Knowledge-Based Machine Learning (supported in part by grants from the National Science Foundation and the National Institutes of Health)
 

Scientific applications of machine learning present a growing need for incorporating physics, constraints, e.g., symmetries, invariances, equivariances, measurement uncertainties, process descriptions, e.g., differential equations, algebraic functional forms, knowledge graphs, e.g., periodic table of elements, to overcome the limitations of otherwise purely data-driven ML models. Existing knowledge-informed ML (KIML) methods fall into the following : (i) Physics-informed ML (PIML) methods that incorporate physics into ML, e.g., neural network architecture or loss function; (ii) Methods that incorporate domain knowledge as constraints or terms in the objective function; (iii) Geometric learning methods that ensure that incorporate invariances, and equivariances into learned representations; and (iv) Bayesian models that incorporate knowledge into priors. Our recent work has resulted in:

  • Methods that exploit knowledge of the periodic table to adapt machine learned interatomic potentials to new material structures made of elements that do not appear in the training data.
  • Knowledge-based extensions of the state-of-the-art physics-based reactive force-field pioneered by van Duin with additional parameterized functional obtaining significant improvements the state-of-the-art methods in accuracy as well as speed.
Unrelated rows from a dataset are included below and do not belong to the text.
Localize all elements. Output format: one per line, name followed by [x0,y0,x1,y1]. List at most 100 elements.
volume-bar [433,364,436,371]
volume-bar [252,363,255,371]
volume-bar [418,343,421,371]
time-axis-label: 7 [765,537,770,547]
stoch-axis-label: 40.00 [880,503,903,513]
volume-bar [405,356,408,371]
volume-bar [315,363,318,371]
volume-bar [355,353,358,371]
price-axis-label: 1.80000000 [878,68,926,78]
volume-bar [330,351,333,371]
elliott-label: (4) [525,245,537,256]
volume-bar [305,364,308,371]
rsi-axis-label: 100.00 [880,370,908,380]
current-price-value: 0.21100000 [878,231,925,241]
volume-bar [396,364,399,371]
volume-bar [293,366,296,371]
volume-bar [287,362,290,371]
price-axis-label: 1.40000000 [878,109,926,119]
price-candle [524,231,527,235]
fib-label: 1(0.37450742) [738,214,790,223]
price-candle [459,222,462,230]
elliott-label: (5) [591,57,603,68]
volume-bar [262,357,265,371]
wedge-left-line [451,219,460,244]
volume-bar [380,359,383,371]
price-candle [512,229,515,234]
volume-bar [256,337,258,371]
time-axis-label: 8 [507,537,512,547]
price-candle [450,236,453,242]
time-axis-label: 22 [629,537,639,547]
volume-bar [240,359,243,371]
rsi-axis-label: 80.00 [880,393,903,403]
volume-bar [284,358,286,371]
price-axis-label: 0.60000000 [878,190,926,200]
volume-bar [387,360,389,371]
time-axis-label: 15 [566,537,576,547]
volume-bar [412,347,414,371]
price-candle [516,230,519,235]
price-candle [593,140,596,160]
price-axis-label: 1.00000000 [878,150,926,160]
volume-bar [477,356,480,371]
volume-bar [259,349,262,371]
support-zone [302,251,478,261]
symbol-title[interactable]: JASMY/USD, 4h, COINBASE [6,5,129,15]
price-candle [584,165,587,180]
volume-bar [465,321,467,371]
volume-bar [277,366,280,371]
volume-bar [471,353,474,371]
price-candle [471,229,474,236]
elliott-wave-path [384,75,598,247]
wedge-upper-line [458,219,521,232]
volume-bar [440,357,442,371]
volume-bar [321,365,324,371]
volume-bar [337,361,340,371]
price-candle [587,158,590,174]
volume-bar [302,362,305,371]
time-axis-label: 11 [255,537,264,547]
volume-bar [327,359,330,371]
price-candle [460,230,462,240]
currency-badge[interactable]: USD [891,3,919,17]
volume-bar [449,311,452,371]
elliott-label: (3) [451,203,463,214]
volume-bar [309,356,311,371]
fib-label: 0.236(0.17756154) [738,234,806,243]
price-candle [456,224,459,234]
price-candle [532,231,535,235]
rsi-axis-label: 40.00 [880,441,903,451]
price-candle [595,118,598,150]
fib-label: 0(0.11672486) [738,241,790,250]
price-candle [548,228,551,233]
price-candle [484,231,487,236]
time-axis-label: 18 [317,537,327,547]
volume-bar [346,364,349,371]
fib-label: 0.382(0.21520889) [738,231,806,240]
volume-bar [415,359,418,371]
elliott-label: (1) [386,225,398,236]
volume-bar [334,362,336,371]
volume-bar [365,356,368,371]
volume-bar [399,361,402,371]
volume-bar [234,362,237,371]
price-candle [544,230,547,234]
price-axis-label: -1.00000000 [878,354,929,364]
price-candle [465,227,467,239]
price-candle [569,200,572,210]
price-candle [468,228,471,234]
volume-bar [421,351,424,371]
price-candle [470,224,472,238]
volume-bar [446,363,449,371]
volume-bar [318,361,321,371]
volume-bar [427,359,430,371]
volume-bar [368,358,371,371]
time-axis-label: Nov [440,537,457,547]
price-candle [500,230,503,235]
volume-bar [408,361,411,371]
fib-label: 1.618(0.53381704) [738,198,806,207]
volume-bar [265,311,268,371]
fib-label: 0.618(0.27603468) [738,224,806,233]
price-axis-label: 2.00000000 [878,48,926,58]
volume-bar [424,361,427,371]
This approach could vastly make high-accuracy potential based reactive MD simulations more accessible to a broader range of researchers.
Work in progress aims to develop generalizable approaches to informing data driven machine learning methods with knowledge of various forms, and evaluating the resulting methods on scientific applications, e.g., construction of universal interatomic potentials and thermodynamic equations for materials discovery, design, and synthesis.